Did she survive? I never heard. In the late 1980s the odds of survival for a 23- to 24-week newborn was slim and grim. Thankfully science and medicine have improved those odds, and we see wonderful survival stories of those born even at 22 weeks. Were those 22- to 24-week preemies non-human in the moments before birth but human after birth? Only magical thinking is under such delusion. Yet magical thinking abounds.
Why do I want to tell her story to Sen. Collins? Here’s why. Because not one member of our team that night questioned the intrinsic worth of that tiny girl. And yet, the very “precedent” Collins claims would prevent her from voting in favor of a Supreme Court nominee who might dismantle some or all of Roe v. Wade is a ‘precedent” that since 1973 has denied almost 60 million of their right to life.
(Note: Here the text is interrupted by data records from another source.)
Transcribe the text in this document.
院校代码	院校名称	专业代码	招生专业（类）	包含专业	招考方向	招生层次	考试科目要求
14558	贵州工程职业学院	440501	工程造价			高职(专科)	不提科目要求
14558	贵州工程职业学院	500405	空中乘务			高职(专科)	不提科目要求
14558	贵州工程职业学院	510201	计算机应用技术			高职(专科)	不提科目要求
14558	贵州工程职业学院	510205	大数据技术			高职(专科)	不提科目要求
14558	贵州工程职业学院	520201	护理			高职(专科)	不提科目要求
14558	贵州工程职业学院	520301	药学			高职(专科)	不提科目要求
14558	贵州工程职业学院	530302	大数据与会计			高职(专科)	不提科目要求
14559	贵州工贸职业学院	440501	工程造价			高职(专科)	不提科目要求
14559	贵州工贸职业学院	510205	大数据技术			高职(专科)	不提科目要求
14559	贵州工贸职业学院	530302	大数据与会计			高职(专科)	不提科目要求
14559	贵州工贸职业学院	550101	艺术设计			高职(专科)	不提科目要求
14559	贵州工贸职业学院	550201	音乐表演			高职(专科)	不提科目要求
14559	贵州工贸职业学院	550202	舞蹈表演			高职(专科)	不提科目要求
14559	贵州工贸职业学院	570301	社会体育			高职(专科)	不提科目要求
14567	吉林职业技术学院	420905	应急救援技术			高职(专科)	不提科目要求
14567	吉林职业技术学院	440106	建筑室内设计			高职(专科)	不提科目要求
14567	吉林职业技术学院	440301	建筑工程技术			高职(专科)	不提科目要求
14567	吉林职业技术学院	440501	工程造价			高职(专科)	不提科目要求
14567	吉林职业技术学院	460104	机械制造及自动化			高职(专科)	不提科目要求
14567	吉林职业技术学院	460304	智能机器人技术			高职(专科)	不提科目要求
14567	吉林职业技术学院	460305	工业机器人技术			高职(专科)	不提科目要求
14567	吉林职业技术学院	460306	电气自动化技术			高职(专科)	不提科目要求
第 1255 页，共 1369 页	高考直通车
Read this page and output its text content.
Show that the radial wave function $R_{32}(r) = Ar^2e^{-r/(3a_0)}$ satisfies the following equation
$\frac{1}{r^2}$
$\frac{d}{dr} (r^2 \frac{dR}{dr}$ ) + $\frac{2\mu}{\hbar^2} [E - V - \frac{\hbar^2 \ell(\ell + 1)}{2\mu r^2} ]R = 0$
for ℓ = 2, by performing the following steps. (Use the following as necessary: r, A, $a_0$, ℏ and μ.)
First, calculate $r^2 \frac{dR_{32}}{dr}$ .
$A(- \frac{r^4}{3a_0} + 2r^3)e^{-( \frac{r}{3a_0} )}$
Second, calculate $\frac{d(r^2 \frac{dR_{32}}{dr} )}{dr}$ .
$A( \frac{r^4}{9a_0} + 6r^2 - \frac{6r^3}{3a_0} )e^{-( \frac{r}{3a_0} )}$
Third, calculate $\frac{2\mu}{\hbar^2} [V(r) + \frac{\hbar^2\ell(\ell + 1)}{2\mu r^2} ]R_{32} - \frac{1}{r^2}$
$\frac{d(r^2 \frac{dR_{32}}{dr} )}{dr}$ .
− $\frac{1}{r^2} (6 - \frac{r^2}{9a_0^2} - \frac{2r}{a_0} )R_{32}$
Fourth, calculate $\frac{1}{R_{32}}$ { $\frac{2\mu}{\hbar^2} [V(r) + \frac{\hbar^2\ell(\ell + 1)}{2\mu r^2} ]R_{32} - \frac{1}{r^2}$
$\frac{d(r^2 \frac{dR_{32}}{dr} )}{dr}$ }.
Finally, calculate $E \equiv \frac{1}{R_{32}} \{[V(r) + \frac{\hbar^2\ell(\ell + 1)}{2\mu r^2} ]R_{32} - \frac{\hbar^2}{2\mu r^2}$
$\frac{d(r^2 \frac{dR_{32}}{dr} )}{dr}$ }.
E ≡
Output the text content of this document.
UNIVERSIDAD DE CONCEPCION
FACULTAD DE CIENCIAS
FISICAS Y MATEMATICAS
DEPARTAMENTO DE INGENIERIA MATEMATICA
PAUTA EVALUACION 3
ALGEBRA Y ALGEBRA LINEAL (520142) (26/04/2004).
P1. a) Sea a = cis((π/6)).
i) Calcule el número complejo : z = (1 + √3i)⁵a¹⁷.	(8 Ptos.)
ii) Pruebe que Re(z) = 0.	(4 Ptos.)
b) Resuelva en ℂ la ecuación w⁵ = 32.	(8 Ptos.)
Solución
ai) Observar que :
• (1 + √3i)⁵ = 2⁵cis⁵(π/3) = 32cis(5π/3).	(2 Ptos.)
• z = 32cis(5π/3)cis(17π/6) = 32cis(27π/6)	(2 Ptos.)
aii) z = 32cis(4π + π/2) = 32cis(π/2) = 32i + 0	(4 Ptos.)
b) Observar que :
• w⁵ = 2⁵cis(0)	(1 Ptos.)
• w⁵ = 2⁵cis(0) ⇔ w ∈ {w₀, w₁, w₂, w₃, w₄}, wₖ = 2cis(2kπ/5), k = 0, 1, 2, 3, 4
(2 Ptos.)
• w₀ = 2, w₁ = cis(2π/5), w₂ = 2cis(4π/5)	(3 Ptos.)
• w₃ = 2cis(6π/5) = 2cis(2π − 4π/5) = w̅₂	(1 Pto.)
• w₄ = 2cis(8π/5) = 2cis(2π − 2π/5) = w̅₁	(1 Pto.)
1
Hillary Clinton has admitted that the unborn, right up to birth, have no Constitutional rights. And a full 30 million plus of those are pre-born female humans. I am baffled how Collins can call herself “pro-woman” and “pro-choice” when time and again she has voted along with those denying any rights to unborn girls — who by the way, if they had a voice, would certainly not “choose” to be terminated inside the supposed security of the womb.
Not one of those unborn girls were any less precious than the untimely born one we tried to save. A woman’s reproductive rights? You mean like those girls in the womb who around the 20th week of gestation have a developed reproductive system, including 6 million to 7 million eggs in her ovaries? And she herself was waiting inside one of her mother’s eggs when her mother was inside her grandmother. A woman’s own body — with separate DNA, blood type, and footprints.
Yes, Sen. Collins, precedent does matter. On that we can agree. The Dred Scott decision denied blacks any equal dignity by a clear 7-2 margin. It took the 13th Amendment to overturn bad “precedent.”
Sen. Collins, on behalf of those thus far still tucked tenuously in their mother’s womb, won’t you please reconsider your thinking on the rights of unborn humans? Yes, the pro-abortion crowd who are sending you coat hangers may always believe abortion is a sacrament. They want the precedent of Roe to stand.
This is your moment, however, Senator Collins. Please come over to the side of life, and leave your mark on the right side of history.
David Clinard is a retired respiratory therapist. He lives in Oakland.